Temuan Dugaan Aliran Dana
KPK awalnya melakukan operasi tangkap tangan (OTT) terhadap Suhardiman dengan informasi awal dugaan suap terkait jual beli jabatan, khususnya posisi calon sekretaris daerah (sekda). Namun selama OTT tim menemukan indikasi keterkaitan lain berupa pelepasan kawasan hutan produksi terbatas (HPT).
“Ada dugaan penerimaan lainnya oleh Bupati ya berkaitan dengan pelepasan kawasan hutan yang juga kemudian ada dugaan mengarah ke Kementerian Kehutanan,” ujar Budi.
Budi menegaskan peran pemerintah daerah dalam proses pelepasan kawasan hutan sekadar memberikan rekomendasi, sementara keputusan akhir menjadi kewenangan penuh Kementerian Kehutanan. Oleh karena itu, penyidik akan menelusuri apakah ada aliran dana ke pihak-pihak di kementerian tersebut.
Keterangan Raja Juli Antoni
Raja Juli Antoni membenarkan pertemuannya dengan Suhardiman pada 2 Juni 2026. Menurutnya, pertemuan itu bersifat audiensi terbuka, dilaksanakan atas surat resmi, dipublikasikan di media sosial, serta didampingi daftar hadir dan notulensi.
“Klarifikasi pertama saya, bahwa benar tanggal 2 Juni 2026, ada audiensi Bupati Kuansing di kantor ini. Ini audiensi yang terbuka, bupatinya mengirim surat resmi, dipublish di media sosial, saya maupun Kementerian, dan ada daftar hadir, ada notulensi. Jadi, kalau suatu saat pihak KPK memerlukan, atau bahkan kami akan proaktif juga menyerahkan apa yang telah saya sebutkan tadi,” kata Raja Juli kepada wartawan di kantor Kementerian Kehutanan.
Soal Amplop yang Ditinggalkan
Raja Juli menyebut Suhardiman sempat meninggalkan sebuah amplop yang ditutup map di kantornya setelah audiensi. Ia mengaku tidak mengetahui isi amplop itu dan langsung meminta ajudannya mengembalikan amplop tersebut.
Menurut penjelasan Raja Juli, ajudan yang bersangkutan mengembalikan amplop itu di Polres Kuantan Singingi pada 12 Juni 2026, yaitu 17 hari sebelum OTT terhadap Suhardiman. Raja Juli memperlihatkan tanda terima dan foto pengembalian sebagai bukti kepada wartawan.

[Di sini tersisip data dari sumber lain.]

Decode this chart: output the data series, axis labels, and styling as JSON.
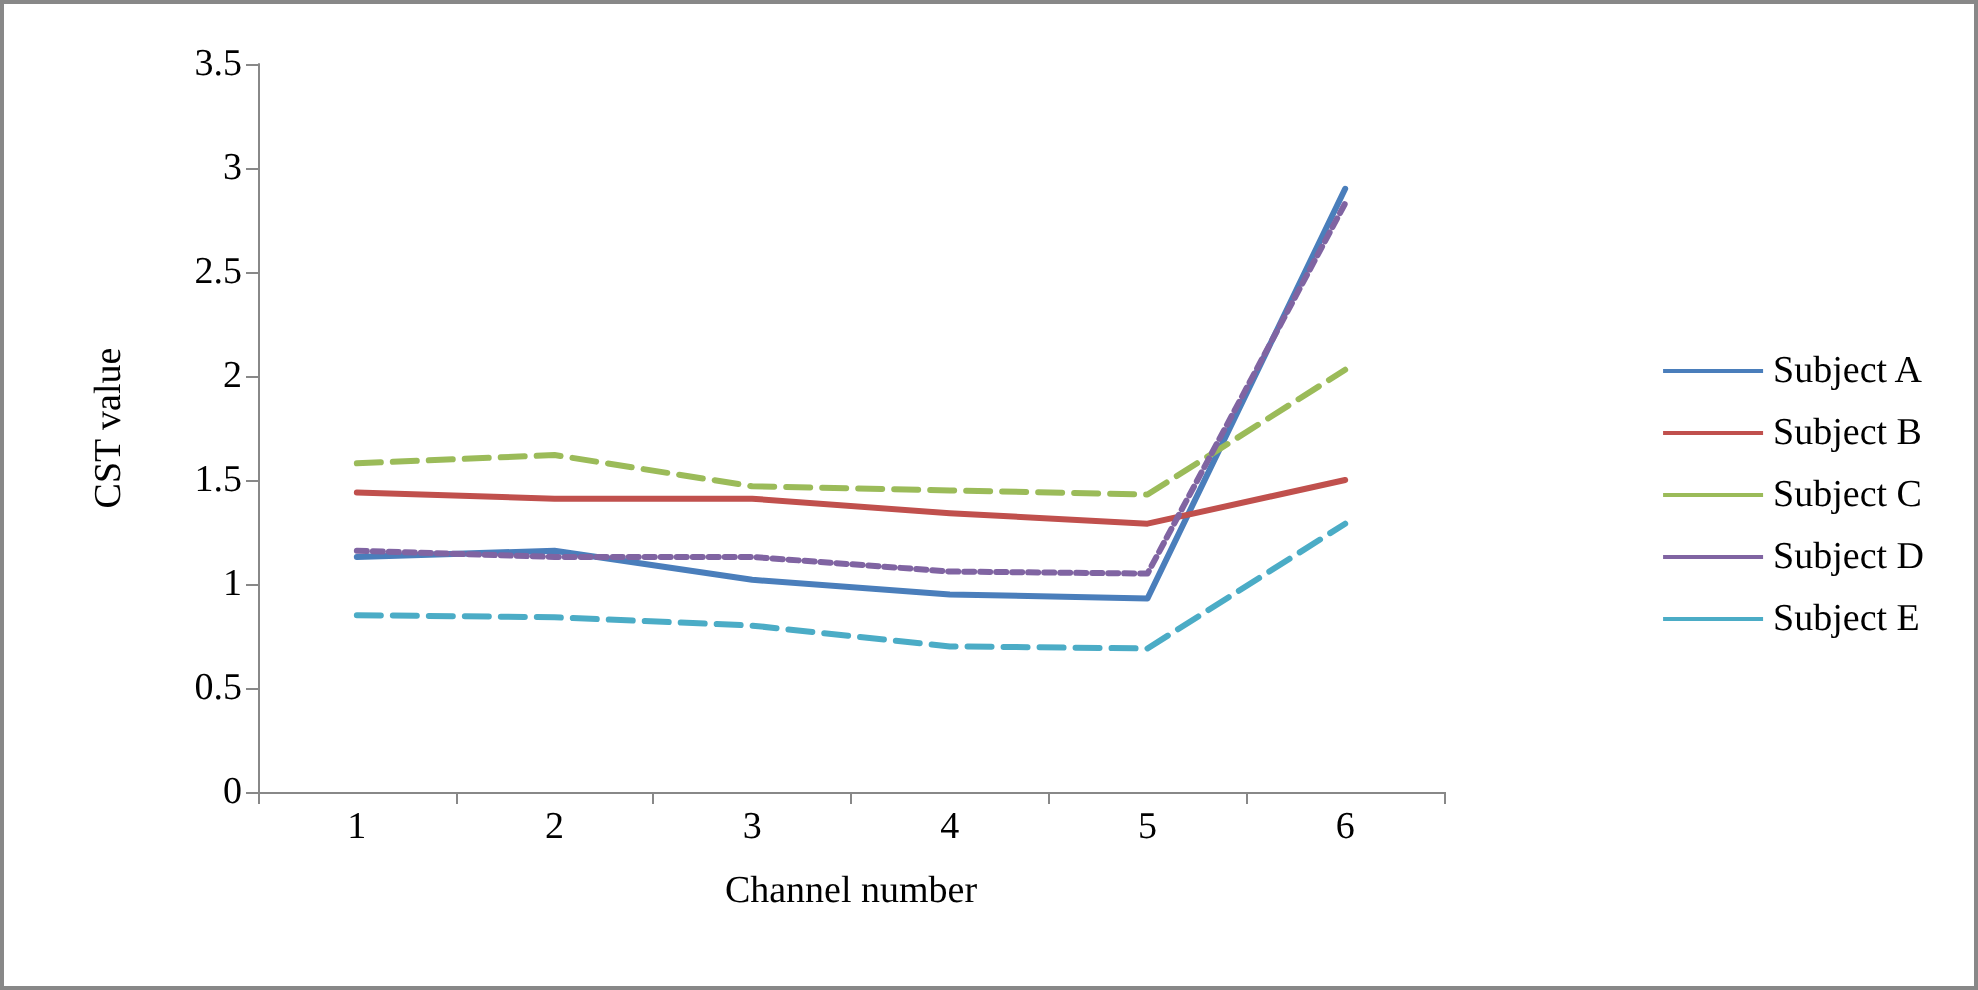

“Saya secara pribadi menelepon Bapak Kapolda Riau untuk membantu memfasilitasi ajudan saya bertemu dengan Bupati Kuantan Singingi di Kapolres Kuantan Singingi. Jadi tanggal 12, teman-teman semua, Jumat, ya, hari Jumat tanggal 12, sekitar 17 hari sebelum terjadi OTT, ajudan saya sudah mengembalikan amplop, amplop putih kepada Bupati Kuantan Singingi. Ada tanda terimanya, ada foto. Saya lihatkan kepada teman-teman, aslinya. Ini tanda terimanya, tanggal 12 Juni pukul 14.57 (WIB),” ujarnya.
Status Tersangka dalam Kasus Jual Beli Jabatan
Dalam perkara jual beli jabatan, KPK telah menetapkan tiga orang sebagai tersangka. Mereka adalah:
- Suhardiman Amby, Bupati Kuansing
- Zulkarnain, Sekda Kuansing
- Ardiles, Direktur Utama PT MIC
Plt Direktur Penyidikan KPK Ahmad Taufik Husein sebelumnya menyatakan adanya dugaan penerimaan lain oleh Suhardiman terkait pelepasan HPT yang kini turut menjadi bagian penyelidikan.
Penyidikan masih berlangsung untuk menelusuri aliran dana dan keterkaitan lebih lanjut, termasuk terhadap pihak-pihak di lingkup kementerian yang berwenang.